開集第五日,萬通集場已是烈火烹油之勢。
天才矇矇亮,四鄉八鎮的百姓便潮水般湧來。昌平、順義、通州的車馬在集場門口排出三裡長龍,人聲、馬嘶、車軲轆吱呀聲混成一片,直要把天掀翻。
集場內人頭攢動,摩肩接踵。水產攤子活魚蹦跳,山貨鋪裡野味飄香,糧行米袋子堆成小山,各色買賣紅火得叫人眼熱。
可最招人的,還是賈芸那間煤鋪——“買煤贈爐!抽獎免單!”的吆喝聲一浪高過一浪,鋪子前擠得水泄不通。一個昌平老漢抱著剛領的爐子笑得合不攏嘴,逢人便說有了這玩意兒,往後再不必頂風冒雪上山砍柴。
鋪子後頭,賈芸盯著賬本,手指頭髮顫。他湊到許恪身邊,壓低聲道:“姑爺,這五天賣了八萬煤餅、三千套爐具,比咱們當初估的多了一倍有餘!”
許恪端著茶盞,唇角微揚:“急什麼,這才開了個頭。”
賈芸搓搓手,又往前湊了湊,聲音更低:“還有一樁事,大老爺那邊的,幾個鄉紳急得火上房,投進去兩萬多兩銀子,如今連煤渣都沒見著,天天堵在府門口嚷著要大老爺給說法呢!”
許恪神色不動,隻淡淡道:“知道了。與咱們不相乾。”
話音才落,外頭忽然一陣喧嘩,罵聲、推搡聲直往鋪子裡鑽。
兩人對視一眼,擱下手裡的東西,抬腳便往樓下走。
市司門口早已圍得裡三層外三層。麻九帶著幾個百姓,正跟一群錦袍漢子對峙。
鐵牛袖子扯破了,臉紅脖子粗,一雙眼瞪得溜圓,像是隨時要撲上去。
許恪看得真切,為首的正是賈赦跟前的王善保,旁邊站著榮國府大管家賴大,連賈璉的小廝興兒也縮在人堆裡探頭探腦。
那王善保生得尖嘴猴腮,此刻正指著麻九鼻子破口大罵:“你這賤民,也配跟咱們講價?榮國府的差事,賞你兩文錢是給你臉!我家大老爺是你們縣令的嶽丈,讓你們白乾那是抬舉你們!”
鐵牛氣得渾身發抖,往前一衝就要動手,麻九死死拽住他胳膊,咬著牙道:“別衝動!別給縣令老爺招禍!”

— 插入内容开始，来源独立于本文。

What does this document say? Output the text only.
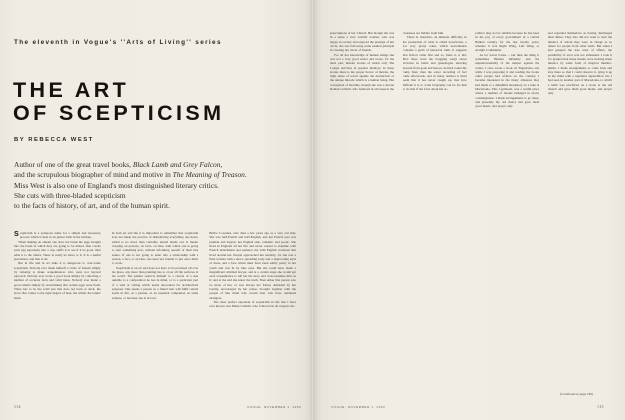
The eleventh in Vogue's ''Arts of Living'' series
THE ART
OF SCEPTICISM
BY REBECCA WEST
Author of one of the great travel books, Black Lamb and Grey Falcon,
and the scrupulous biographer of mind and motive in The Meaning of Treason.
Miss West is also one of England's most distinguished literary critics.
She cuts with three-bladed scepticism
to the facts of history, of art, and of the human spirit.

Scepticism is a pompous name for a simple and necessary process which is man in its purest form in the kitchen.

When making an omelet one does not break the eggs straight into the basin in which they are going to be mixed. One cracks each egg separately into a cup, sniffs it to see if it be good, then adds it to the others. There is really no more to it. It is a useful precaution, and that is all.

But in life and in art alike it is dangerous to over-value scepticism. Nobody ever made himself a circle of friends simply by refusing to make acquaintances who were not beyond reproach. Nobody ever wrote a good book simply by collecting a number of accurate facts and valid ideas. Nobody ever made a good omelet simply by ascertaining that certain eggs were fresh. There has to be the solid pan that does not burn or stick, the stove that comes to the right degree of heat, the whisk, the tender hand.

In both art and life it is important to remember that scepticism does not mean the practice of disbelieving everything one hears, which is no more than verbality turned inside out. It means stooping on persons, on facts, on idea, with which one is going to start something new, without informing oneself of their true nature. If one is not going to enter into a relationship with a person, a fact, or an idea, one need not trouble to put one's mind to work.

Scepticism is an art and does not have to be practised all over the place, any more than painting has to cover all flat surfaces in the world. The painter restricts himself to a canvas of a size suitable to a composition he has in mind, or to a particular part of a wall or ceiling which needs decoration for architectural purposes. One needs a person as a friend who will fulfil certain needs in life, as a partner, as an essential companion on some venture, or because one is in love.

Belloc Lowndes, who died a few years ago as a very old lady. She was half-French and half-English, and her French part was prudent and logical, her English side, romantic and poetic. She lived in England all her life and never ceased to examine with French detachment and patience the wild English creatures that lived around her. People approached her tenderly, for she was a little woman with a short, spreading body and a deprecating style of dress, and a face which must have been subtly pretty in her youth and was lit by blue eyes. But she could have made a magnificent criminal lawyer, and at a certain stage she would get each acquaintance to tell her his story and cross-examine him on it; and at the end she knew the truth. Then either that person saw no more of her, or was always her friend, defended by her loyalty, encouraged by her praise, brought together with the people of like mind who would alter who have remained strangers.

The most perfect exponent of scepticism in life that I have ever known was Marie Catholic who followed in all respects the

prescriptions of her Church. But though she was in a sense a very worldly woman, who was happy in society and enjoyed the prestige of her circle, she was following some exalted principle in creating her circle of friends.

For all her knowledge of human beings she was not a very good writer and wrote, for the most part, murder stories of which only The Lodger survives in popular memory. In these stories there is the proper horror of murder, the right sense of revolt against the destruction of the unique miracle which is a human being. Her conception of morality, though she was a devout Roman Catholic who believed in all respects the

ciousness are hidden from him.

There is, therefore, an inherent difficulty in the production of what is called non-fiction, a not very pretty name which nevertheless contains a germ of historical truth. It suggests that fiction came first and so, bless it, it did. First there were the bragging songs about victories in battle and genealogies showing descent from gods and heroes, howled round the camp fires; then the sober recording of fact came afterwards, and in many authors it must seem that it has never caught up. Just how difficult it is to write biography can be for him to do that if the facts about his ac-

politics may not be reliable because he has been in the pay of every government in a certain Balkan country for the last twenty years, whether it was Right Wing, Left Wing, or straight Communist.

As for travel books ... but then the thing is sometimes Human Infidelity and the unputdownability of his temper against the writer. I once wrote a book on Yugoslavia, and while I was preparing it and reading the books other people had written on the country, I became interested in the many allusions they had made to a delightful monastery on a lake in Macedonia. This I gathered, was a restful place where a number of monks indulged in exotic contemplation. I made arrangements to go there, and presently my old cherry and gave them good meals, and prayer only

and regarded themselves as having discharged their duties. They also did not want to treat the lunatics of whom they were in charge as so others for people from other lands. But when I had grasped the true state of affairs, the possibility of error was not exhausted. I took it for granted that these monks were treating these lunatics by some form of magical mumbo-jumbo. I made arrangements to come back and stay there so that I could observe it, tying it up in my mind with a repulsive superstition cite I had seen in another part of Macedonia, to which a lamb was sacrificed on a stone at the old church and gave them good meals, and prayer only

114	115
VOGUE, NOVEMBER 1, 1952	VOGUE, NOVEMBER 1, 1952
(Continued on page 166)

王善保見他二人不敢動彈,越發張狂,伸手就往麻九胸口戳:“你們縣令?他見了我家大老爺得磕頭,見了我,也得客客氣氣......”
“也得客客氣氣怎樣?”
一聲冷冰冰的問話陡然在他身後響起。王善保還沒回過神來,手腕已被一把攥住,那手勁兒大得邪乎,疼得他“哎呦”一聲叫喚。回頭一看,頓時矮了半截。

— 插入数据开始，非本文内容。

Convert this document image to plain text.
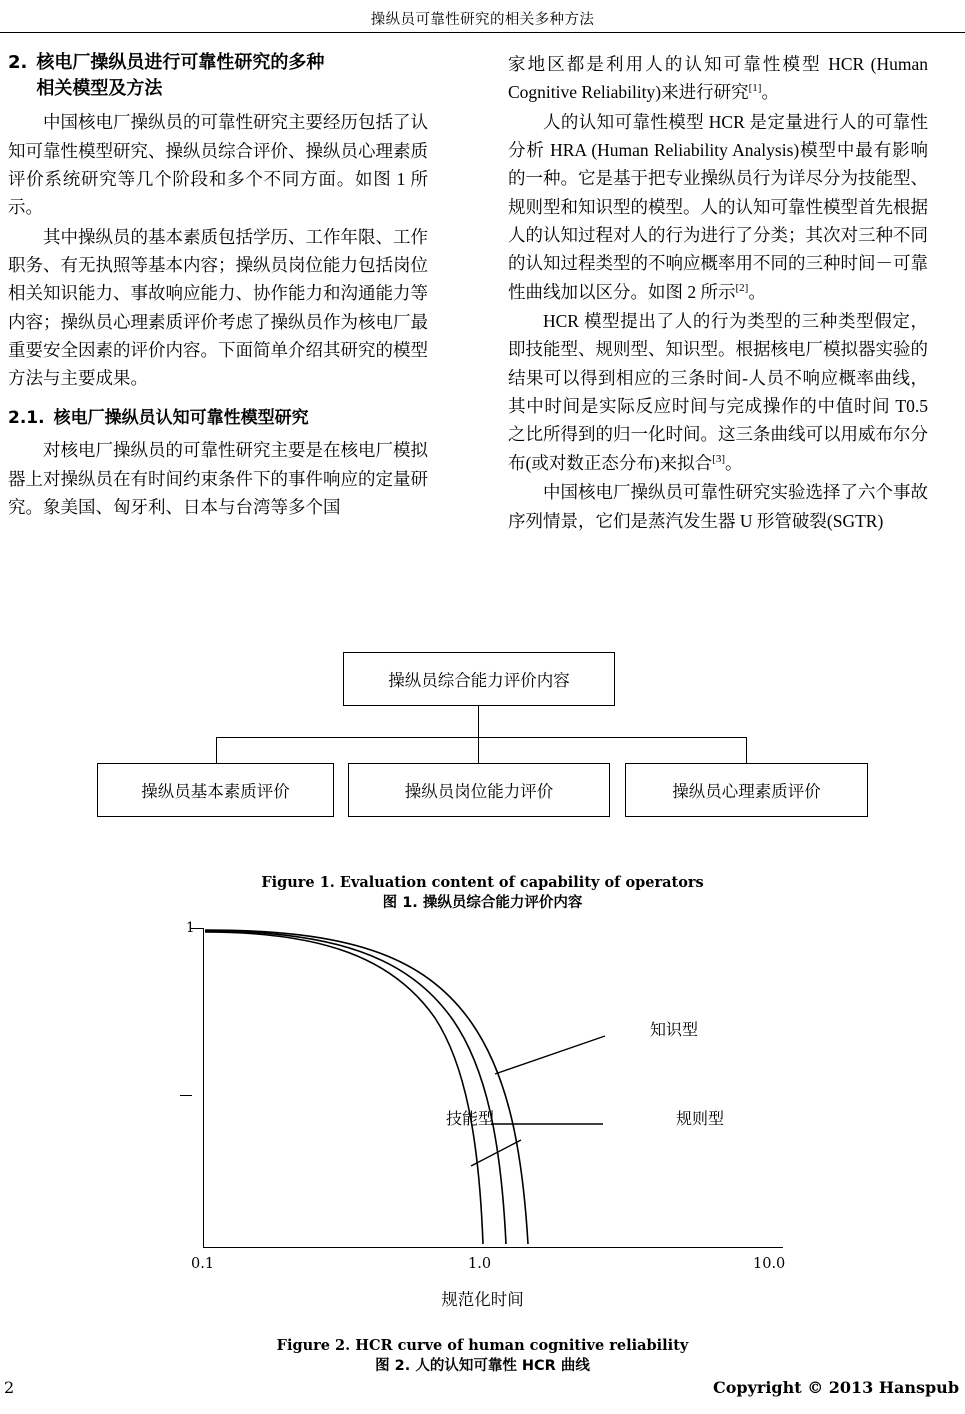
操纵员可靠性研究的相关多种方法
2. 核电厂操纵员进行可靠性研究的多种
相关模型及方法

中国核电厂操纵员的可靠性研究主要经历包括了认知可靠性模型研究、操纵员综合评价、操纵员心理素质评价系统研究等几个阶段和多个不同方面。如图 1 所示。

其中操纵员的基本素质包括学历、工作年限、工作职务、有无执照等基本内容；操纵员岗位能力包括岗位相关知识能力、事故响应能力、协作能力和沟通能力等内容；操纵员心理素质评价考虑了操纵员作为核电厂最重要安全因素的评价内容。下面简单介绍其研究的模型方法与主要成果。

2.1. 核电厂操纵员认知可靠性模型研究

对核电厂操纵员的可靠性研究主要是在核电厂模拟器上对操纵员在有时间约束条件下的事件响应的定量研究。象美国、匈牙利、日本与台湾等多个国

家地区都是利用人的认知可靠性模型 HCR (Human Cognitive Reliability)来进行研究[1]。

人的认知可靠性模型 HCR 是定量进行人的可靠性分析 HRA (Human Reliability Analysis)模型中最有影响的一种。它是基于把专业操纵员行为详尽分为技能型、规则型和知识型的模型。人的认知可靠性模型首先根据人的认知过程对人的行为进行了分类；其次对三种不同的认知过程类型的不响应概率用不同的三种时间－可靠性曲线加以区分。如图 2 所示[2]。

HCR 模型提出了人的行为类型的三种类型假定，即技能型、规则型、知识型。根据核电厂模拟器实验的结果可以得到相应的三条时间-人员不响应概率曲线，其中时间是实际反应时间与完成操作的中值时间 T0.5 之比所得到的归一化时间。这三条曲线可以用威布尔分布(或对数正态分布)来拟合[3]。

中国核电厂操纵员可靠性研究实验选择了六个事故序列情景，它们是蒸汽发生器 U 形管破裂(SGTR)

操纵员综合能力评价内容
操纵员基本素质评价	操纵员岗位能力评价	操纵员心理素质评价
Figure 1. Evaluation content of capability of operators
图 1. 操纵员综合能力评价内容
1
0.1	1.0	10.0
知识型
规则型
技能型
规范化时间
Figure 2. HCR curve of human cognitive reliability
图 2. 人的认知可靠性 HCR 曲线
2	Copyright © 2013 Hanspub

“二、二姑爺!”王善保臉上那點子張狂一掃而光,換上一副諂媚的笑,“您老怎麼親自來了?這群賤民不長眼,誤了榮國府的差事,這不是打您的臉麼!”
許恪眼神冰冷:“你方纔說,讓本官治下的百姓白乾?”
王善保一愣。
“大燕律,豪強脅迫良民無償勞役者,杖六十。”許恪一字一頓,“你是賈府的家奴,本官是朝廷的命官,你是在替賈府脅迫百姓,還是在替本官做主?”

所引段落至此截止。